YILANLAR ÜLKESİNİN KRALİÇESİ
Antik kent Hasankeyf’i bize anlatan rehberimiz, 12 yaşındaki Ferhat’tı, ondan öğrendiğim; Üzerinde akrep ve yılan figürleri bulunan ve neredeyse binlerce mağarayı barındıran Hasankeyf Kale kapısının tarihi 1416 yılına dayanıyor. Vakti zamanında ‘bir insan evladı’nın, kapının üstünde yer alan akrebi çaldığı ve sonrasında akreplerin insanları sokmaya başladığı ama kapının diğer yontması olan yılanın da insanları koruduğu… Bu gözlere şenlik kaleden kuşbakışı ziyafetimden sonra Dicle’nin sesine kulak kabartarak, kıyısındaki çardak lokantaların birinde nefesleniyorum… Kentin gediklisi olan yamacımdaki üstatta başlıyor, Mezopotamya topraklarında doğmuş bir efsane olan Şahmaran’ı anlatmaya; “Tahmasp isminde, çok yakışıklı bir genç yaşarmış zamanın durduğu bu şehirde. Bir gün yanlışlıkla, binlerce yılanın yaşadığı bir mağaraya girmiş… Bu zifiri karanlık mağaranın içinde, hayatında gördüğü en güzel kadının yüzünü görmüş Tahmasp. Dikkatli bakınca, kadının belden aşağısının yılan olduğunu fark etmiş ve etrafındaki bütün yılanların ona secde ettiğini görmüş… Kadın ona doğru ilerlemiş ve gülümseyerek elini ona doğru uzatmış. Ve demiş ki; Korkma benden Tahmasp. Ben yılanlar ülkesinin kraliçesi Şahmeran’ım...”

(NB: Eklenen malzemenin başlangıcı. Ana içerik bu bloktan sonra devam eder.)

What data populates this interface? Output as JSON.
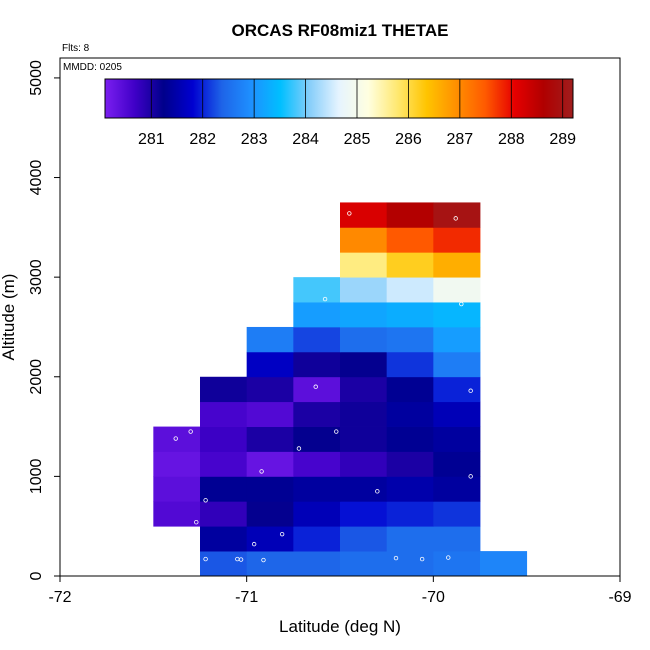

Her hikâyede olduğu gibi bu uzun hikâyenin de sonu hüzünlü… Bir kez daha anlıyorum ki memleketim coğrafyasının hamuru, hüzünle karılmış, o yüzdendir, belki de kendi acımızı unutup hikâye ve ezgilerin acılarına sarılmışlığımız… O vakit, şimdilik bundan sonralarına diyelim…

İçimden geldi notu:
Küratörlüğünü Paolo Colombo ve Lora Sarıaslan’ın yaptığı ve 21 Eylül-21 Ekim 2012 tarihlerinde gerçekleştirilecek olan 2. Mardin Bienali’nin bu yılki başlığı İkinci Bakış//Double Take olarak belirlenmiş. GAP İdaresi, Mardin Valiliği ile Kültür ve Turizm Bakanlığı tarafından desteklenen, direktörlüğünü Döne Otyam’ın üstlendiği bienal; aralarında Fikret Atay, Sami Baydar, Edy Ferguson, Mona Hatoum, Murat Şahinler, Shahzia Sikander ve Pae White’ın da olduğu 30 sanatçıyı ağırlayacak. Bienal, 21 Ekim’e kadar devam edecek.